Medicare: Enacted in July of 1965  to provide a hospital insurance program for the aged under the Social Security Act with a supplementary health benefits program and an expanded program of medical assistance, to increase benefits under the Old-Age, Survivors, and Disability Insurance System, to improve the Federal-State public assistance programs, and for other purposes.

The Civil Rights Act of 1964: enacted July 2, outlawed discrimination based on race, color, religion, sex, or national origin.[6] It ended unequal application of voter registration requirements and racial segregation in schools, at the workplace and by facilities that served the general public (known as “public accommodations“).

The Voting Rights Act of 1965: a landmark piece of federal legislation in the United States that prohibits racial discrimination in voting. Signed into law by President Lyndon B. Johnson during the height of the Civil Rights Movement on August 6, 1965. Congress would later amend the Act five times to expand its protections. Designed to enforce the voting rights guaranteed by the Fourteenth and Fifteenth Amendments to the United States Constitution, the Act secured voting rights for racial minorities throughout the country, especially in the South. According to the U.S. Department of Justice, the Act is considered to be the most effective piece of civil rights legislation ever enacted in the country.

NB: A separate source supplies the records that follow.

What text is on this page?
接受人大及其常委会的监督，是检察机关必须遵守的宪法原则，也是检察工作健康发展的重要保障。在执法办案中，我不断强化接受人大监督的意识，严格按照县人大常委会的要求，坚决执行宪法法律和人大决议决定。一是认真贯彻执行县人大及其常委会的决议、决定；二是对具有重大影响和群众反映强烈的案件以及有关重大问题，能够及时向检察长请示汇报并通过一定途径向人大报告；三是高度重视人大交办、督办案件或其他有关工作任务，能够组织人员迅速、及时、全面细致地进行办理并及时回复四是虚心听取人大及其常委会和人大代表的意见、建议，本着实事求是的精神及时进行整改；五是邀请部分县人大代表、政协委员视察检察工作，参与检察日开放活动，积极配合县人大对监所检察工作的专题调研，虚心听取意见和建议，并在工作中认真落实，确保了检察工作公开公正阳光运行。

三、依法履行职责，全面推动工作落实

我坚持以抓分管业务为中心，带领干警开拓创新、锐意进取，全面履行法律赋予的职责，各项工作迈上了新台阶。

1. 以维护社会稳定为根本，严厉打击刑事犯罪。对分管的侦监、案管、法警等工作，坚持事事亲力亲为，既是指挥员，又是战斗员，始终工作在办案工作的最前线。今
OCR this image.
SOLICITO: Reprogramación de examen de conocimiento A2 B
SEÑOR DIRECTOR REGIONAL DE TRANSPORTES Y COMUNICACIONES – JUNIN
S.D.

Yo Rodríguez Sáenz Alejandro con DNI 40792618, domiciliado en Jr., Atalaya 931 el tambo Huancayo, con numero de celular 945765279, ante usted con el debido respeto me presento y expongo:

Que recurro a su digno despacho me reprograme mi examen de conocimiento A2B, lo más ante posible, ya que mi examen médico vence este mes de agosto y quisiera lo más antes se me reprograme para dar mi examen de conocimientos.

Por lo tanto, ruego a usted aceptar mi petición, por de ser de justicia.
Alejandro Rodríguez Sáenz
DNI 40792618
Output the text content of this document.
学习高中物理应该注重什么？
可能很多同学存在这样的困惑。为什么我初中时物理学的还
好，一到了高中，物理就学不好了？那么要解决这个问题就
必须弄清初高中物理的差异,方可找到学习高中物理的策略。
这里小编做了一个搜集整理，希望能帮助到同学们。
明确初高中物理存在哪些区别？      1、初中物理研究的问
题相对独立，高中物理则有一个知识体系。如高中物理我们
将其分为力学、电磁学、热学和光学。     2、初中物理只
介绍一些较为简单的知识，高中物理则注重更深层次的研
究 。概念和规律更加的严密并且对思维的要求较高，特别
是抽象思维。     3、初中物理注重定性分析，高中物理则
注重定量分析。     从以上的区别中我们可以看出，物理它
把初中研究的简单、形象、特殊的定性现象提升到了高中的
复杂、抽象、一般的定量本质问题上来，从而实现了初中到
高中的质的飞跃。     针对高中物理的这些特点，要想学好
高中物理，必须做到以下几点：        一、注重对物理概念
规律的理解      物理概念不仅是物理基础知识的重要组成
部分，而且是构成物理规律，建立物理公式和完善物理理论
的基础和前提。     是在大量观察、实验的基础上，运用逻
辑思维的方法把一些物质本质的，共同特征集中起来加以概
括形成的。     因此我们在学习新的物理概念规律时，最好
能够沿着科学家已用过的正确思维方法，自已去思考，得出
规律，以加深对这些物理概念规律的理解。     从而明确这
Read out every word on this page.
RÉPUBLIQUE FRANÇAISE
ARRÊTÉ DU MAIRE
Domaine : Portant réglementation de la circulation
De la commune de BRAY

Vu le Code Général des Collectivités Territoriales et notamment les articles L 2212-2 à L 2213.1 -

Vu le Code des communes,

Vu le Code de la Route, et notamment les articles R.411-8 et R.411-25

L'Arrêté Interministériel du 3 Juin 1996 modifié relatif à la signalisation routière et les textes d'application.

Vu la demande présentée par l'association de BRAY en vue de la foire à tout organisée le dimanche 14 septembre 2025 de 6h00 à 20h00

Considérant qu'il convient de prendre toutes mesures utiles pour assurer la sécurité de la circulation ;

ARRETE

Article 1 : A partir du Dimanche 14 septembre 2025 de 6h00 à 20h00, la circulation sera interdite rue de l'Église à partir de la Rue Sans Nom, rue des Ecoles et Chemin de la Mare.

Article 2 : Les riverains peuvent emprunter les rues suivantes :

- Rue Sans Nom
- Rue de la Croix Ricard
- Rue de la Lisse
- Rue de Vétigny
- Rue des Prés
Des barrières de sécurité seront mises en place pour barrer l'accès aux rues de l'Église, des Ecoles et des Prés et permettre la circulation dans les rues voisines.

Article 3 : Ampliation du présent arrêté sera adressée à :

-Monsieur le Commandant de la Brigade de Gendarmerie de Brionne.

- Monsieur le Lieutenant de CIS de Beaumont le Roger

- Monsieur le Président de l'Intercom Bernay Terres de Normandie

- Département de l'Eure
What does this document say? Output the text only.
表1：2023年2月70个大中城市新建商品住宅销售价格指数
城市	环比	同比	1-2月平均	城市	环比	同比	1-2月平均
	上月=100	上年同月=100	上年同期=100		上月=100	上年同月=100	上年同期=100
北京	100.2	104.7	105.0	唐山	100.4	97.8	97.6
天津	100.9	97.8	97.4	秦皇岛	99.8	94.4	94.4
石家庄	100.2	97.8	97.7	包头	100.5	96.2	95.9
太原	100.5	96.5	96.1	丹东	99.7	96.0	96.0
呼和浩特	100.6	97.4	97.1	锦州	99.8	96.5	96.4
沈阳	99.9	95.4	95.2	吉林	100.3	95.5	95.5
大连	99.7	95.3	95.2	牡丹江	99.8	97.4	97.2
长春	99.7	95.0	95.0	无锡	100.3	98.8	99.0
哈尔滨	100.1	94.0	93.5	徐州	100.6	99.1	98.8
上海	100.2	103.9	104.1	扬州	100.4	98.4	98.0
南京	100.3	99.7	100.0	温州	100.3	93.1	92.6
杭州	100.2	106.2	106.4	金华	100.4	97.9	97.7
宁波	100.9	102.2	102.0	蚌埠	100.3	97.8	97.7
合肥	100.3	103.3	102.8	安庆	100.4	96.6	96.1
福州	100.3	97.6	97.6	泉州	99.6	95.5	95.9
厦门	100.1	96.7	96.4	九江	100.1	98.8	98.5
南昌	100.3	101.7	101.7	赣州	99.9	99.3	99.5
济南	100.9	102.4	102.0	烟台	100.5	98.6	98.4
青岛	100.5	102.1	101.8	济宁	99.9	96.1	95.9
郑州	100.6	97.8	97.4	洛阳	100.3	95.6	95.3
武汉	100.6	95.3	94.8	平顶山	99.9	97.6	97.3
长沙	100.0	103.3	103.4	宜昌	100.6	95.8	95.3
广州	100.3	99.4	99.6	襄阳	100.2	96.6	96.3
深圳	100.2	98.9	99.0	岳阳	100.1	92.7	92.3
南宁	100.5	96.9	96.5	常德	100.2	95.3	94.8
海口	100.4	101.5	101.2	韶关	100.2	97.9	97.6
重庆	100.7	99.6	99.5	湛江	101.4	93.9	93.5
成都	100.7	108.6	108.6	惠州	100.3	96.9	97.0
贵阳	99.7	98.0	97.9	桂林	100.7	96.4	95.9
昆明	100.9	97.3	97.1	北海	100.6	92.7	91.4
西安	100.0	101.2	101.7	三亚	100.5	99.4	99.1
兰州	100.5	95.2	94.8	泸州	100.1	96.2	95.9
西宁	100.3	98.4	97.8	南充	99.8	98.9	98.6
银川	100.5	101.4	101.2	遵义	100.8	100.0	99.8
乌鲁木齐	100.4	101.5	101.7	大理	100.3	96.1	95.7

The Clean Air Act of 1963: A federal law designed to control air pollution on a national level. It is one of the United States’ first and most influential modern environmental laws, and one of the most comprehensive air quality laws in the world. The 1955 Air Pollution Control Act was the first U.S federal legislation that pertained to air pollution; it also provided funds for federal government research of air pollution. The first federal legislation to actually pertain to “controlling” air pollution was the Clean Air Act of 1963.The 1963 act accomplished this by establishing a federal program within the U.S. Public Health Service and authorized research into techniques for monitoring and controlling air pollution.

Clean water Act, or now referred to as the Federal Water Pollution Control Act of 1972, was enacted in 1948. Major changes have subsequently been introduced via amendatory legislation including the Clean Water Act of 1977[3] and the Water Quality Act of 1987. The Clean Water Act does not directly address groundwater contamination. Groundwater protection provisions are included in the Safe Drinking Water Act, Resource Conservation and Recovery Act, and the Superfund act.